Мальчик с полыхающими плечами.
Рубашка на нем слишком просторна в слишком просторной стране, и дорожка, на которой они стояли, сплошь заросла бурьяном. За дверью ее домашние ели мороженое, а железная крыша нависала, наваливалась на Майкла, искавшего слова и темы. Слова нашлись. Темы – нет.
Обращаясь к ее голяшкам, он сказал:
– У меня сегодня собака умерла.
– А я и удивилась, что ты один.
Она улыбнулась почти надменно.
– Я буду вместо?
Это был крепкий тычок.
Он не сдавался.
– Змея.
Он помолчал.
– Укусила.
И эта пауза почему-то изменила все.
Майкл отвел взгляд в сгущающиеся потемки, и девочка за несколько коротких секунд превратилась из насмешницы в само смирение: она шагнула ближе, и стала рядом, глядя, куда и он.
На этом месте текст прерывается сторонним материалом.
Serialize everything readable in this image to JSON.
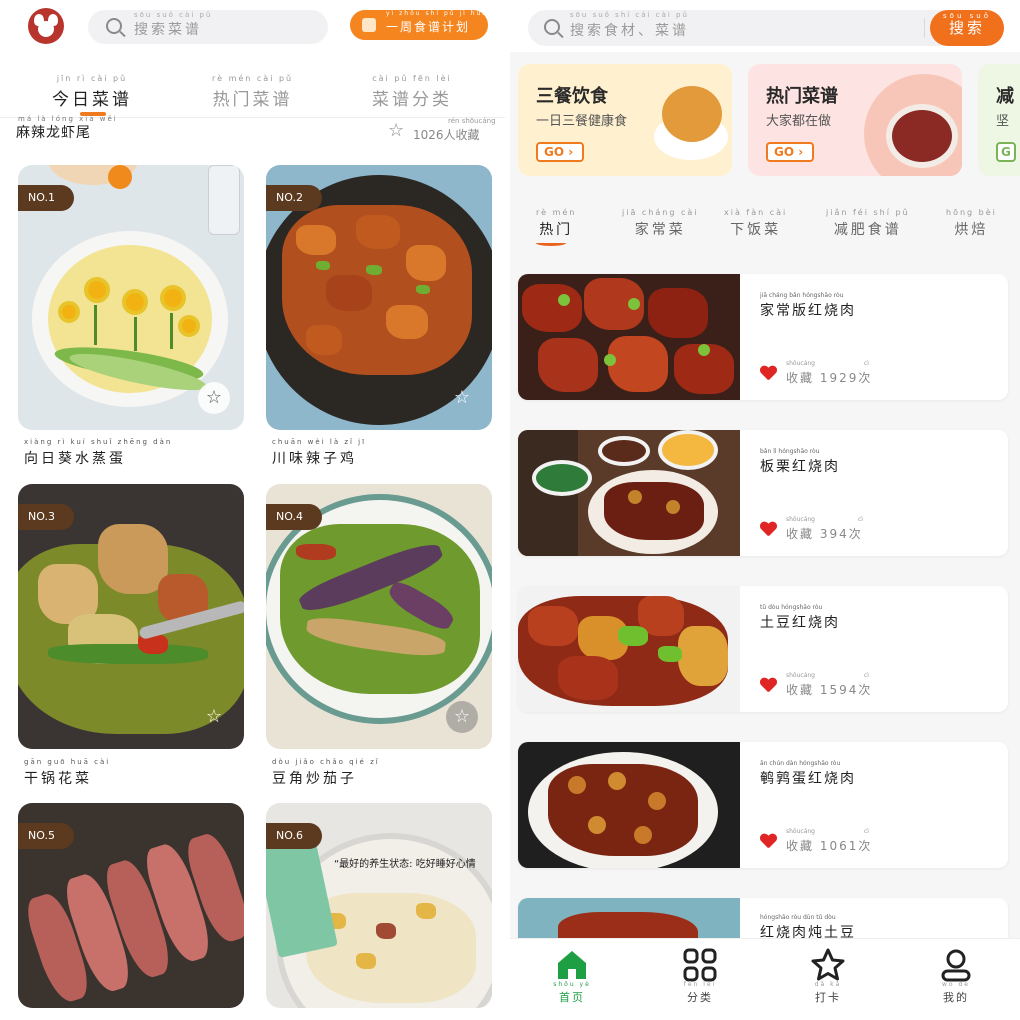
{
  "left": {
    "search": {
      "placeholder": "搜索菜谱",
      "placeholder_pinyin": "sōu suǒ cài pǔ"
    },
    "plan_button": {
      "label": "一周食谱计划",
      "pinyin": "yì zhōu shí pǔ jì huà"
    },
    "tabs": [
      {
        "label": "今日菜谱",
        "pinyin": "jīn rì cài pǔ",
        "active": true
      },
      {
        "label": "热门菜谱",
        "pinyin": "rè mén cài pǔ",
        "active": false
      },
      {
        "label": "菜谱分类",
        "pinyin": "cài pǔ fēn lèi",
        "active": false
      }
    ],
    "previous": {
      "title": "麻辣龙虾尾",
      "pinyin": "má là lóng xiā wěi",
      "count": "1026人收藏",
      "count_pinyin": "rén shōucáng"
    },
    "dishes": [
      {
        "badge": "NO.1",
        "name": "向日葵水蒸蛋",
        "pinyin": "xiàng rì kuí shuǐ zhēng dàn"
      },
      {
        "badge": "NO.2",
        "name": "川味辣子鸡",
        "pinyin": "chuān wèi là zǐ jī"
      },
      {
        "badge": "NO.3",
        "name": "干锅花菜",
        "pinyin": "gān guō huā cài"
      },
      {
        "badge": "NO.4",
        "name": "豆角炒茄子",
        "pinyin": "dòu jiǎo chǎo qié zǐ"
      },
      {
        "badge": "NO.5",
        "name": "",
        "pinyin": ""
      },
      {
        "badge": "NO.6",
        "name": "",
        "pinyin": "",
        "image_caption": "“最好的养生状态: 吃好睡好心情"
      }
    ],
    "colors": {
      "accent": "#f5851f",
      "badge": "#5b3a1f"
    }
  },
  "right": {
    "search": {
      "placeholder": "搜索食材、菜谱",
      "placeholder_pinyin": "sōu suǒ shí cái  cài pǔ",
      "button": "搜索",
      "button_pinyin": "sōu suǒ"
    },
    "promos": [
      {
        "title": "三餐饮食",
        "subtitle": "一日三餐健康食",
        "go": "GO",
        "bg": "#fff3d4"
      },
      {
        "title": "热门菜谱",
        "subtitle": "大家都在做",
        "go": "GO",
        "bg": "#fde5e5"
      },
      {
        "title": "减",
        "subtitle": "坚",
        "go": "G",
        "bg": "#eef7e6"
      }
    ],
    "tabs": [
      {
        "label": "热门",
        "pinyin": "rè mén",
        "active": true
      },
      {
        "label": "家常菜",
        "pinyin": "jiā cháng cài",
        "active": false
      },
      {
        "label": "下饭菜",
        "pinyin": "xià fàn cài",
        "active": false
      },
      {
        "label": "减肥食谱",
        "pinyin": "jiǎn féi shí pǔ",
        "active": false
      },
      {
        "label": "烘焙",
        "pinyin": "hōng bèi",
        "active": false
      }
    ],
    "recipes": [
      {
        "title": "家常版红烧肉",
        "pinyin": "jiā cháng bǎn hóngshāo ròu",
        "fav_label": "收藏",
        "fav_pinyin": "shōucáng",
        "count": "1929",
        "count_unit": "次",
        "unit_pinyin": "cì"
      },
      {
        "title": "板栗红烧肉",
        "pinyin": "bǎn lì hóngshāo ròu",
        "fav_label": "收藏",
        "fav_pinyin": "shōucáng",
        "count": "394",
        "count_unit": "次",
        "unit_pinyin": "cì"
      },
      {
        "title": "土豆红烧肉",
        "pinyin": "tǔ dòu hóngshāo ròu",
        "fav_label": "收藏",
        "fav_pinyin": "shōucáng",
        "count": "1594",
        "count_unit": "次",
        "unit_pinyin": "cì"
      },
      {
        "title": "鹌鹑蛋红烧肉",
        "pinyin": "ān chún dàn hóngshāo ròu",
        "fav_label": "收藏",
        "fav_pinyin": "shōucáng",
        "count": "1061",
        "count_unit": "次",
        "unit_pinyin": "cì"
      },
      {
        "title": "红烧肉炖土豆",
        "pinyin": "hóngshāo ròu dùn tǔ dòu"
      }
    ],
    "nav": [
      {
        "label": "首页",
        "pinyin": "shǒu yè",
        "icon": "home-icon",
        "active": true
      },
      {
        "label": "分类",
        "pinyin": "fēn lèi",
        "icon": "grid-icon",
        "active": false
      },
      {
        "label": "打卡",
        "pinyin": "dǎ kǎ",
        "icon": "star-icon",
        "active": false
      },
      {
        "label": "我的",
        "pinyin": "wǒ de",
        "icon": "profile-icon",
        "active": false
      }
    ],
    "colors": {
      "accent": "#f0701b",
      "nav_active": "#1f9f44",
      "heart": "#e02525"
    }
  }
}
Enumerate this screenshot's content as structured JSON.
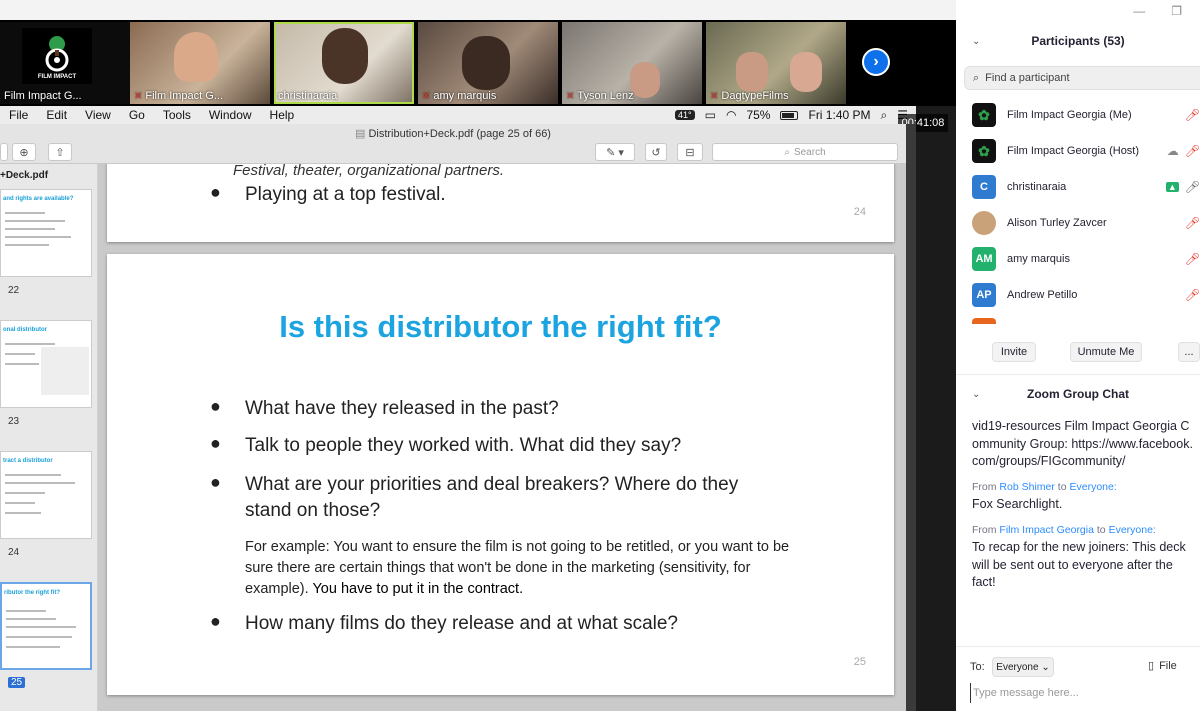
{
  "gallery": {
    "tiles": [
      {
        "name": "Film Impact G...",
        "muted": true
      },
      {
        "name": "Film Impact G...",
        "muted": true
      },
      {
        "name": "christinaraia",
        "muted": false
      },
      {
        "name": "amy marquis",
        "muted": true
      },
      {
        "name": "Tyson Lenz",
        "muted": true
      },
      {
        "name": "DagtypeFilms",
        "muted": true
      }
    ],
    "logo_text": "FILM IMPACT",
    "next_icon": "chevron-right-icon"
  },
  "menubar": {
    "items": [
      "File",
      "Edit",
      "View",
      "Go",
      "Tools",
      "Window",
      "Help"
    ],
    "weather": "41°",
    "battery": "75%",
    "clock": "Fri 1:40 PM"
  },
  "meeting_timer": "00:41:08",
  "preview": {
    "title": "Distribution+Deck.pdf (page 25 of 66)",
    "search_placeholder": "Search",
    "doc_name": "+Deck.pdf",
    "thumbnails": [
      {
        "title": "and rights are available?",
        "page": "22"
      },
      {
        "title": "onal distributor",
        "page": "23"
      },
      {
        "title": "tract a distributor",
        "page": "24"
      },
      {
        "title": "ributor the right fit?",
        "page": "25"
      }
    ]
  },
  "page24": {
    "partial_line": "Festival, theater, organizational partners.",
    "bullet": "Playing at a top festival.",
    "page_number": "24"
  },
  "page25": {
    "title": "Is this distributor the right fit?",
    "bullets": [
      "What have they released in the past?",
      "Talk to people they worked with.  What did they say?",
      "What are your priorities and deal breakers?  Where do they stand on those?",
      "How many films do they release and at what scale?"
    ],
    "example": "For example: You want to ensure the film is not going to be retitled, or you want to be sure there are certain things that won't be done in the marketing (sensitivity, for example).",
    "example_bold": "You have to put it in the contract.",
    "page_number": "25"
  },
  "participants": {
    "header": "Participants (53)",
    "search_placeholder": "Find a participant",
    "list": [
      {
        "name": "Film Impact Georgia (Me)",
        "avatar": "",
        "avatar_color": "#111111",
        "icons": [
          "mic-muted-icon"
        ]
      },
      {
        "name": "Film Impact Georgia (Host)",
        "avatar": "",
        "avatar_color": "#111111",
        "icons": [
          "cloud-record-icon",
          "mic-muted-icon"
        ]
      },
      {
        "name": "christinaraia",
        "avatar": "C",
        "avatar_color": "#2e7bcf",
        "icons": [
          "screen-share-icon",
          "mic-icon"
        ]
      },
      {
        "name": "Alison Turley Zavcer",
        "avatar": "",
        "avatar_color": "#c9a27a",
        "icons": [
          "mic-muted-icon"
        ]
      },
      {
        "name": "amy marquis",
        "avatar": "AM",
        "avatar_color": "#23b26d",
        "icons": [
          "mic-muted-icon"
        ]
      },
      {
        "name": "Andrew Petillo",
        "avatar": "AP",
        "avatar_color": "#2e7bcf",
        "icons": [
          "mic-muted-icon"
        ]
      }
    ],
    "invite_label": "Invite",
    "unmute_label": "Unmute Me",
    "more_label": "..."
  },
  "chat": {
    "header": "Zoom Group Chat",
    "messages": [
      {
        "from": "",
        "to": "",
        "text": "vid19-resources Film Impact Georgia Community Group: https://www.facebook.com/groups/FIGcommunity/"
      },
      {
        "from": "Rob Shimer",
        "to": "Everyone:",
        "text": "Fox Searchlight."
      },
      {
        "from": "Film Impact Georgia",
        "to": "Everyone:",
        "text": "To recap for the new joiners: This deck will be sent out to everyone after the fact!"
      }
    ],
    "from_prefix": "From",
    "to_word": "to",
    "to_label": "To:",
    "recipient": "Everyone",
    "file_label": "File",
    "input_placeholder": "Type message here..."
  }
}
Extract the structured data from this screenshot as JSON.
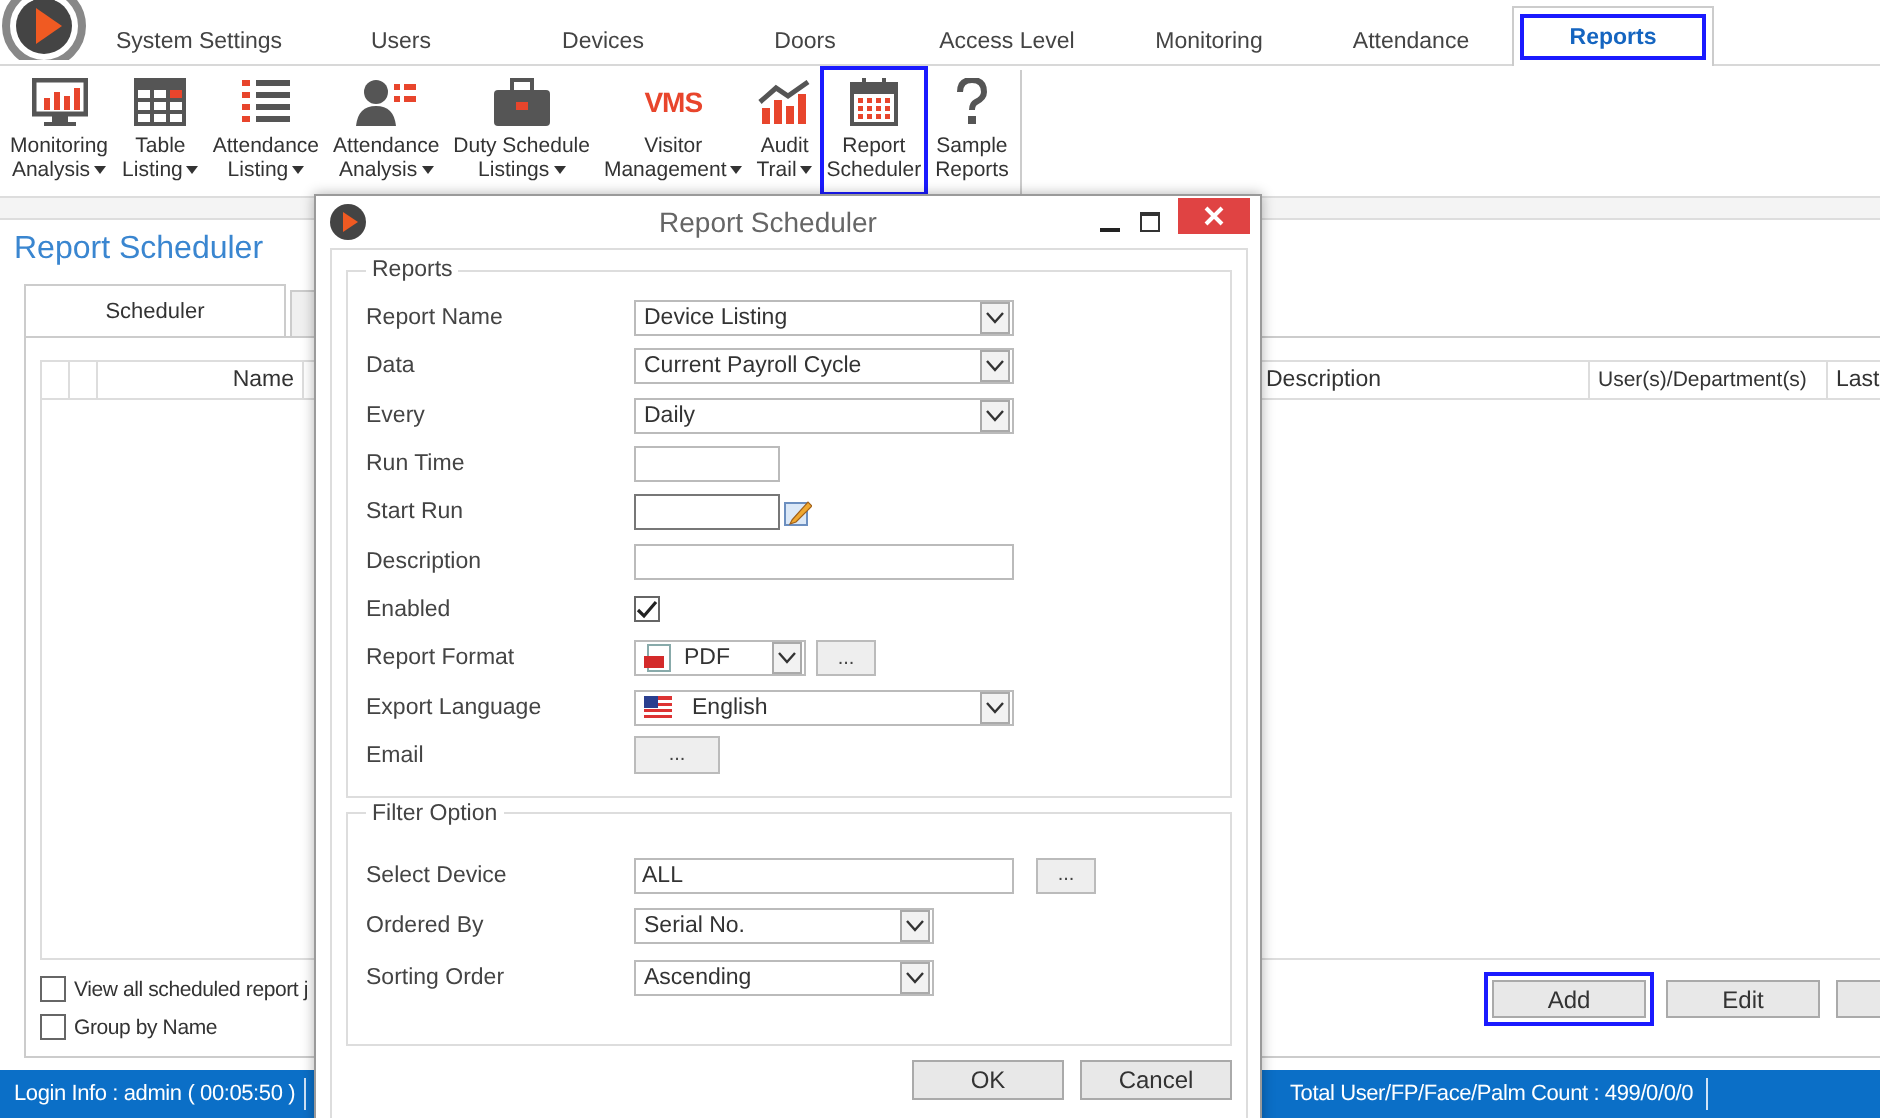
{
  "top_tabs": [
    {
      "label": "System Settings",
      "selected": false
    },
    {
      "label": "Users",
      "selected": false
    },
    {
      "label": "Devices",
      "selected": false
    },
    {
      "label": "Doors",
      "selected": false
    },
    {
      "label": "Access Level",
      "selected": false
    },
    {
      "label": "Monitoring",
      "selected": false
    },
    {
      "label": "Attendance",
      "selected": false
    },
    {
      "label": "Reports",
      "selected": true
    }
  ],
  "ribbon": [
    {
      "kind": "monitor",
      "lines": [
        "Monitoring",
        "Analysis"
      ],
      "dropdown": true,
      "selected": false
    },
    {
      "kind": "table",
      "lines": [
        "Table",
        "Listing"
      ],
      "dropdown": true,
      "selected": false
    },
    {
      "kind": "list",
      "lines": [
        "Attendance",
        "Listing"
      ],
      "dropdown": true,
      "selected": false
    },
    {
      "kind": "person",
      "lines": [
        "Attendance",
        "Analysis"
      ],
      "dropdown": true,
      "selected": false
    },
    {
      "kind": "briefcase",
      "lines": [
        "Duty Schedule",
        "Listings"
      ],
      "dropdown": true,
      "selected": false
    },
    {
      "kind": "vms",
      "icon_text": "VMS",
      "lines": [
        "Visitor",
        "Management"
      ],
      "dropdown": true,
      "selected": false
    },
    {
      "kind": "chart",
      "lines": [
        "Audit",
        "Trail"
      ],
      "dropdown": true,
      "selected": false
    },
    {
      "kind": "calendar",
      "lines": [
        "Report",
        "Scheduler"
      ],
      "dropdown": false,
      "selected": true
    },
    {
      "kind": "question",
      "lines": [
        "Sample",
        "Reports"
      ],
      "dropdown": false,
      "selected": false
    }
  ],
  "page": {
    "title": "Report Scheduler",
    "tabs": [
      {
        "label": "Scheduler",
        "selected": true
      }
    ],
    "columns": [
      "Name",
      "Description",
      "User(s)/Department(s)",
      "Last"
    ],
    "options": [
      {
        "label": "View all scheduled report j",
        "checked": false
      },
      {
        "label": "Group by Name",
        "checked": false
      }
    ],
    "buttons": [
      {
        "label": "Add",
        "focused": true
      },
      {
        "label": "Edit",
        "focused": false
      }
    ]
  },
  "dialog": {
    "title": "Report Scheduler",
    "groups": [
      {
        "title": "Reports",
        "fields": [
          {
            "kind": "combo",
            "label": "Report Name",
            "value": "Device Listing"
          },
          {
            "kind": "combo",
            "label": "Data",
            "value": "Current Payroll Cycle"
          },
          {
            "kind": "combo",
            "label": "Every",
            "value": "Daily"
          },
          {
            "kind": "time",
            "label": "Run Time"
          },
          {
            "kind": "date",
            "label": "Start Run"
          },
          {
            "kind": "text",
            "label": "Description"
          },
          {
            "kind": "checkbox",
            "label": "Enabled",
            "checked": true
          },
          {
            "kind": "format",
            "label": "Report Format",
            "value": "PDF",
            "button": "..."
          },
          {
            "kind": "language",
            "label": "Export Language",
            "value": "English"
          },
          {
            "kind": "email",
            "label": "Email",
            "button": "..."
          }
        ]
      },
      {
        "title": "Filter Option",
        "fields": [
          {
            "kind": "picker",
            "label": "Select Device",
            "value": "ALL",
            "button": "..."
          },
          {
            "kind": "combo-short",
            "label": "Ordered By",
            "value": "Serial No."
          },
          {
            "kind": "combo-short",
            "label": "Sorting Order",
            "value": "Ascending"
          }
        ]
      }
    ],
    "buttons": [
      "OK",
      "Cancel"
    ]
  },
  "status_bar": [
    "Login Info : admin ( 00:05:50 )",
    "Total User/FP/Face/Palm Count : 499/0/0/0"
  ]
}
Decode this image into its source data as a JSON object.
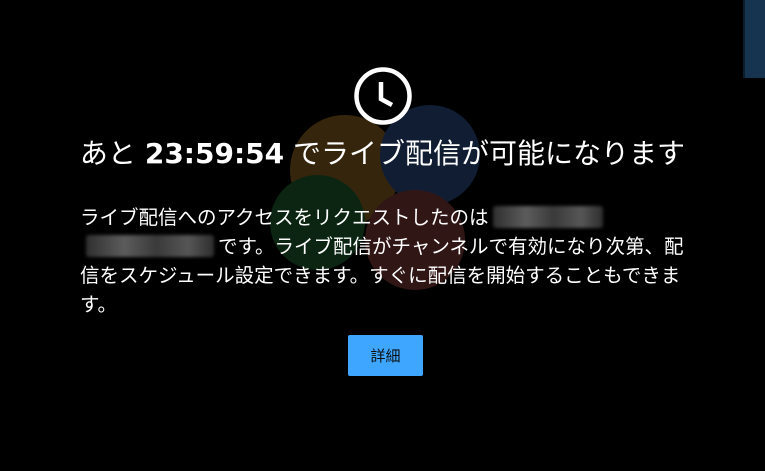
{
  "dialog": {
    "title_prefix": "あと",
    "countdown": "23:59:54",
    "title_suffix": "でライブ配信が可能になります",
    "description_part1": "ライブ配信へのアクセスをリクエストしたのは",
    "description_part2": "です。ライブ配信がチャンネルで有効になり次第、配信をスケジュール設定できます。すぐに配信を開始することもできます。",
    "learn_more_label": "詳細",
    "icon": "clock-icon",
    "button_color": "#3ea6ff"
  }
}
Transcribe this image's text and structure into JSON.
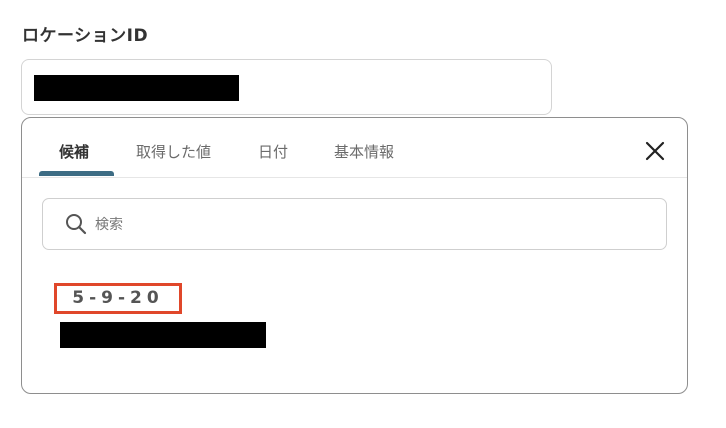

Так близко, что касалась его плечом.
– Я бы ту змею пополам порвала, чтобы она и тебя не укусила.
С тех пор они стали неразлучны.
Они смотрели старые телекомедии, что снова и снова крутятся в программе – его «Околдованного» и ее «Мечтаю о Джинни». Они валялись у реки или уходили из города по шоссе, наблюдая, как мир становится больше. Прибирались у доктора Вайнрауха или слушали через его стетоскоп сердцебиение друг у друга. Замеряли друг другу давление, пока руки не надувались так, что вот-вот лопнут. В сарае он делал наброски ее рук, ее лодыжек, ступней. Но отказывался изображать лицо.
– Ну чего ты, Майкл…
Она со смехом клала ладонь ему на грудь.
– Ты что, не сможешь меня похоже нарисовать?
А он мог.
Он мог схватить дымку в ее глазах. Озорную бесшабашную улыбку.